The application for the patent was published on Feb. 6, under issue no. 06/2026.
According to the abstract released by the Intellectual Property India: "The invention discloses a Multi-Organ Intervention State Space (MOISS) comprising an intervention timing classification apparatus configured to classify intervention timing using gravitational mechanics analogies with mathematically consistent potential field dynamics. The MOISS receives organ trajectory estimates from an upstream state estimation module, which may be implemented as a separate device or system, and processes these estimates through a gravitational potential field mapping engine. Each organ system is modeled as a body in an asymmetric potential field where healthy state corresponds to a stable equilibrium at field minimum and deterioration corresponds to climbing an asymmetric potential gradient toward a critical threshold representing the recoverable basin boundary, beyond which lies a distinct irreversible damage threshold. The apparatus computes escape velocity as the deterioration rate at which the organ will reach the critical threshold and time to escape for organs on deteriorating trajectories. Interventions are modeled as therapeutic wavefronts originating from a healthy state locus and propagating toward the current organ position with pharmacokinetic velocities. The collision geometry computer determines wavefront organ intersection timing, enabling the system to determine whether a candidate intervention can intercept the deteriorating trajectory before irreversible damage occurs.

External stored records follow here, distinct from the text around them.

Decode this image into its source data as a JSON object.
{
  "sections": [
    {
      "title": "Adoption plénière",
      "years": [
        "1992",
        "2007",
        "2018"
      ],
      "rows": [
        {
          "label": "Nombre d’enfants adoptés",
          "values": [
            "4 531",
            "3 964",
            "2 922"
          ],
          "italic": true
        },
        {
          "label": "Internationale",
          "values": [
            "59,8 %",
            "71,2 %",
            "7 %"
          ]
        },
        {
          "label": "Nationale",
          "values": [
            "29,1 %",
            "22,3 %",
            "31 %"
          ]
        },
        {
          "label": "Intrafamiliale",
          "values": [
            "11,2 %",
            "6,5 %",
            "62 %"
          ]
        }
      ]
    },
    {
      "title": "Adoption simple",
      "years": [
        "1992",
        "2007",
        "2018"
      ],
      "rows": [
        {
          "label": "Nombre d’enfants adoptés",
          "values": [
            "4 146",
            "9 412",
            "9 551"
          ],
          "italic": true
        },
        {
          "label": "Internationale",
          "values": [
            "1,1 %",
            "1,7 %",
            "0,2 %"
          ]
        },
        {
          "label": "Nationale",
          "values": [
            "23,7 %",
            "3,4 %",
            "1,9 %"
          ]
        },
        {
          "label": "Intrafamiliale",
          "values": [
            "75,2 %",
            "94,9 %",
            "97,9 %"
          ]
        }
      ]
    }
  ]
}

A timing classification engine categorizes each intervention as on time (collision before escape with trajectory reversal), suboptimal (collision before escape with insufficient impulse), late (collision after critical crossing but before irreversible damage), rescue (high impulse collision capable of recovering from near irreversible state), or futile (collision impossible or after irreversible threshold). The apparatus supports bridge therapy recommendation for late interventions, where bridge efficacy is defined computably as post bridge velocity satisfying escape velocity constraints for the required bridge duration. The MOISS operates on a bedside embedded unit without cloud connectivity, performs classification at one hertz or faster using streaming trajectory data, and renders a gravitational vortex visualization enabling clinician comprehension of intervention feasibility within three seconds."